As an electrical engineer, I have always been sceptical about this weird hypothetical concept of the electron, and, for the past 12 years, have subscribed to a personal belief that the explanation really lies in a field-reaction phenomenon due to conduction electrons in the ferromagnetic. Further, this opinion has convinced me that electrical science just cannot progress significantly unless we are prepared to revert to the old-fashioned idea of the aether.

A few days ago, I heard it said by a physicist that, in spite of its wide acceptance, physicists had never really been happy with the idea of electron spin. This has prompted me to put forward here my simple alternative account for the gyromagnetic phenomenon, and I hope that it will cause some of your readers to join me in my heretical belief in the need to recognise the aether medium.

Consider an electrical charge q of mass m, moving at velocity v in a magnetic field H. The lateral magnetic force on the charge is Hqv/c, where c is the ratio of electrostatic and electromagnetic units. This will balance a centrifugal force mv2/r, because the charge is constrained by the magnetic force to follow a circular orbit of radius r. The result is that a reaction magnetic field is set up by this charge. This reaction field is that due to a current-area quantity of:
(q/c)(v/2πr)πr2 or qvr/2c
where the summation applies to all elements of reacting charge.

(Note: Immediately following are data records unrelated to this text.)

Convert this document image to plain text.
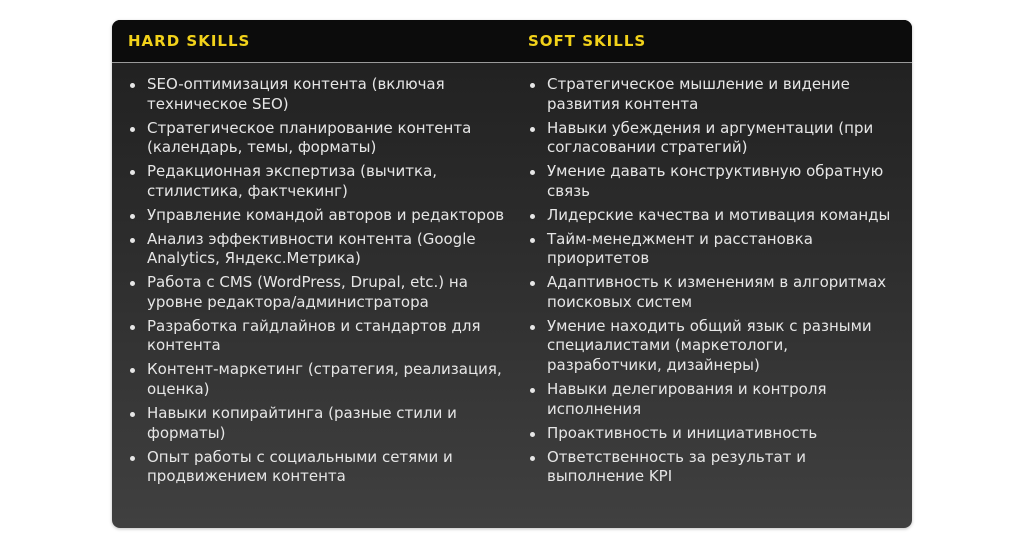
HARD SKILLS	SOFT SKILLS
SEO-оптимизация контента (включая техническое SEO)
Стратегическое планирование контента (календарь, темы, форматы)
Редакционная экспертиза (вычитка, стилистика, фактчекинг)
Управление командой авторов и редакторов
Анализ эффективности контента (Google Analytics, Яндекс.Метрика)
Работа с CMS (WordPress, Drupal, etc.) на уровне редактора/администратора
Разработка гайдлайнов и стандартов для контента
Контент-маркетинг (стратегия, реализация, оценка)
Навыки копирайтинга (разные стили и форматы)
Опыт работы с социальными сетями и продвижением контента
Стратегическое мышление и видение развития контента
Навыки убеждения и аргументации (при согласовании стратегий)
Умение давать конструктивную обратную связь
Лидерские качества и мотивация команды
Тайм-менеджмент и расстановка приоритетов
Адаптивность к изменениям в алгоритмах поисковых систем
Умение находить общий язык с разными специалистами (маркетологи, разработчики, дизайнеры)
Навыки делегирования и контроля исполнения
Проактивность и инициативность
Ответственность за результат и выполнение KPI
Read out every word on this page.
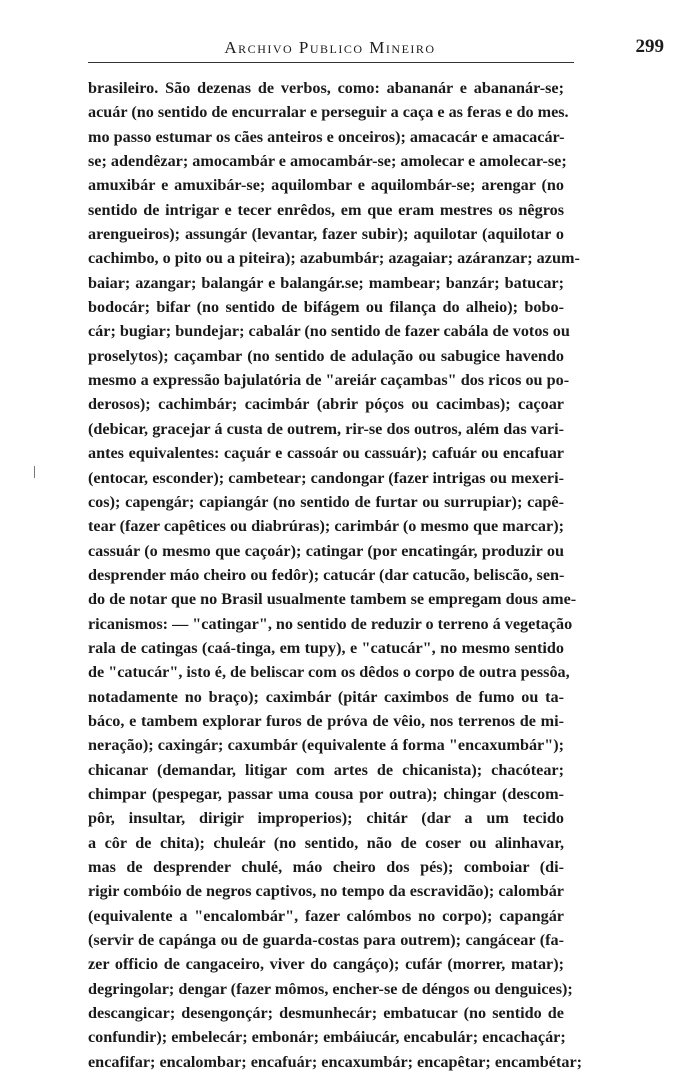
Archivo Publico Mineiro	299
brasileiro. São dezenas de verbos, como: abananár e abananár-se;
acuár (no sentido de encurralar e perseguir a caça e as feras e do mes.
mo passo estumar os cães anteiros e onceiros); amacacár e amacacár-
se; adendêzar; amocambár e amocambár-se; amolecar e amolecar-se;
amuxibár e amuxibár-se; aquilombar e aquilombár-se; arengar (no
sentido de intrigar e tecer enrêdos, em que eram mestres os nêgros
arengueiros); assungár (levantar, fazer subir); aquilotar (aquilotar o
cachimbo, o pito ou a piteira); azabumbár; azagaiar; azáranzar; azum-
baiar; azangar; balangár e balangár.se; mambear; banzár; batucar;
bodocár; bifar (no sentido de bifágem ou filança do alheio); bobo-
cár; bugiar; bundejar; cabalár (no sentido de fazer cabála de votos ou
proselytos); caçambar (no sentido de adulação ou sabugice havendo
mesmo a expressão bajulatória de "areiár caçambas" dos ricos ou po-
derosos); cachimbár; cacimbár (abrir póços ou cacimbas); caçoar
(debicar, gracejar á custa de outrem, rir-se dos outros, além das vari-
antes equivalentes: caçuár e cassoár ou cassuár); cafuár ou encafuar
(entocar, esconder); cambetear; candongar (fazer intrigas ou mexeri-
cos); capengár; capiangár (no sentido de furtar ou surrupiar); capê-
tear (fazer capêtices ou diabrúras); carimbár (o mesmo que marcar);
cassuár (o mesmo que caçoár); catingar (por encatingár, produzir ou
desprender máo cheiro ou fedôr); catucár (dar catucão, beliscão, sen-
do de notar que no Brasil usualmente tambem se empregam dous ame-
ricanismos: — "catingar", no sentido de reduzir o terreno á vegetação
rala de catingas (caá-tinga, em tupy), e "catucár", no mesmo sentido
de "catucár", isto é, de beliscar com os dêdos o corpo de outra pessôa,
notadamente no braço); caximbár (pitár caximbos de fumo ou ta-
báco, e tambem explorar furos de próva de vêio, nos terrenos de mi-
neração); caxingár; caxumbár (equivalente á forma "encaxumbár");
chicanar (demandar, litigar com artes de chicanista); chacótear;
chimpar (pespegar, passar uma cousa por outra); chingar (descom-
pôr, insultar, dirigir improperios); chitár (dar a um tecido
a côr de chita); chuleár (no sentido, não de coser ou alinhavar,
mas de desprender chulé, máo cheiro dos pés); comboiar (di-
rigir combóio de negros captivos, no tempo da escravidão); calombár
(equivalente a "encalombár", fazer calómbos no corpo); capangár
(servir de capánga ou de guarda-costas para outrem); cangácear (fa-
zer officio de cangaceiro, viver do cangáço); cufár (morrer, matar);
degringolar; dengar (fazer mômos, encher-se de déngos ou denguices);
descangicar; desengonçár; desmunhecár; embatucar (no sentido de
confundir); embelecár; embonár; embáiucár, encabulár; encachaçár;
encafifar; encalombar; encafuár; encaxumbár; encapêtar; encambétar;
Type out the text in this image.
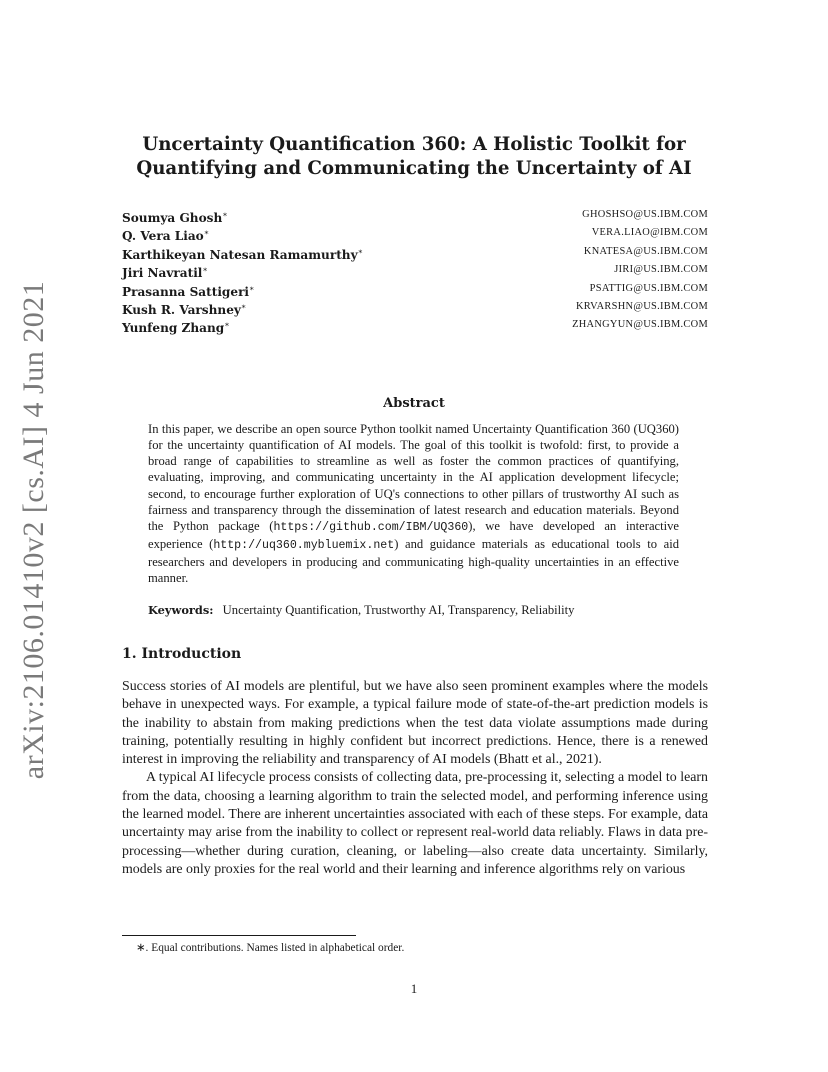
arXiv:2106.01410v2 [cs.AI] 4 Jun 2021
Uncertainty Quantification 360: A Holistic Toolkit for
Quantifying and Communicating the Uncertainty of AI
Soumya Ghosh∗	GHOSHSO@US.IBM.COM
Q. Vera Liao∗	VERA.LIAO@IBM.COM
Karthikeyan Natesan Ramamurthy∗	KNATESA@US.IBM.COM
Jiri Navratil∗	JIRI@US.IBM.COM
Prasanna Sattigeri∗	PSATTIG@US.IBM.COM
Kush R. Varshney∗	KRVARSHN@US.IBM.COM
Yunfeng Zhang∗	ZHANGYUN@US.IBM.COM
Abstract
In this paper, we describe an open source Python toolkit named Uncertainty Quantification 360 (UQ360) for the uncertainty quantification of AI models. The goal of this toolkit is twofold: first, to provide a broad range of capabilities to streamline as well as foster the common practices of quantifying, evaluating, improving, and communicating uncertainty in the AI application development lifecycle; second, to encourage further exploration of UQ's connections to other pillars of trustworthy AI such as fairness and transparency through the dissemination of latest research and education materials. Beyond the Python package (https://github.com/IBM/UQ360), we have developed an interactive experience (http://uq360.mybluemix.net) and guidance materials as educational tools to aid researchers and developers in producing and communicating high-quality uncertainties in an effective manner.
Keywords: Uncertainty Quantification, Trustworthy AI, Transparency, Reliability
1. Introduction

Success stories of AI models are plentiful, but we have also seen prominent examples where the models behave in unexpected ways. For example, a typical failure mode of state-of-the-art prediction models is the inability to abstain from making predictions when the test data violate assumptions made during training, potentially resulting in highly confident but incorrect predictions. Hence, there is a renewed interest in improving the reliability and transparency of AI models (Bhatt et al., 2021).

A typical AI lifecycle process consists of collecting data, pre-processing it, selecting a model to learn from the data, choosing a learning algorithm to train the selected model, and performing inference using the learned model. There are inherent uncertainties associated with each of these steps. For example, data uncertainty may arise from the inability to collect or represent real-world data reliably. Flaws in data pre-processing—whether during curation, cleaning, or labeling—also create data uncertainty. Similarly, models are only proxies for the real world and their learning and inference algorithms rely on various

∗. Equal contributions. Names listed in alphabetical order.
1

Now, since Hqv/c equals mv2/r, it follows that
qvr/2c = (mv2/2)/H
or 1/H times the kinetic energy of the reacting charges.

In a dynamical system, kinetic energy tends to a maximum, just as potential energy tends to a minimum. Thus, if Ho is the applied magnetic field, the reaction field Ho-H is proportional to the kinetic energy W divided by the field H. Then W is proportional to:
HoH - H2
d(W)/d(H) = 0, when Ho = 2H

Thus, we see that the field applied to any system containing charges capable of motion will be halved.

The kinetic-energy density stored by the charges in motion will be proportional to H2, and will, in fact, be H2/8π if the reaction field is 8π times the current-area summation quantity per unit volume. Clearly, then, the kinetic energy of the reaction charges is the magnetic-field energy, and magnetic moment, normally believed to be 4π times the current-area summation, is really double this. The gyromagnetic ratio, therefore, is a factor of 2 for an electron-induced ferromagnetic state, simply because current really generates twice the magnetic field predicted normally, but a reaction effect set up by charges also having mass properties invariably halves this field.

Since a magnetic field can be 'stored' in a vacuum it follows that this explanation requires recognition of Maxwell's displacement currents, even to sustain a steady field. We ought, therefore, to recognise the real existence of the charges giving rise to such currents and come to terms with the aether concept. These charges in the vacuous aether medium need not be electrons. They are, seemingly, of higher charge/mass ratio, because, in the ferromagnetic, the conduction electrons provide the reaction in preference to other free charges and presumably in accordance with the maximum-kinetic-energy condition.

Yours faithfully,
IBM United Kingdom Laboratories Ltd.
Hursley Park, Winchester, Hants.
9th June 1966

Commentary It is an interesting exercise to ponder on what I have said in this item of IEE correspondence. In doing so one should ask oneself the question of whether our empirical man-made laws of physics should overrule the process of magnetic field energy density maximization as kinetic energy of reacting charge if the law says one thing and the energy criteria say another. Putting this into context the real question is whether the applied magnetic field is able to deflect every single one of the conduction electrons in motion in the metal or whether just enough can react to assure the optimization of the energy deployment. I believe the latter alternative is the dominant consideration. Energy deployment criteria dominate, regardless of how we view the empirical effects observed as between a magnetic field and electric currents in wires. A force is only exerted if the energy backing that force is there to do its work! This warrants very careful consideration. The laws of physics are subservient to the role which energy deployment has in the interactions between elements of matter and the interactions between matter and aether.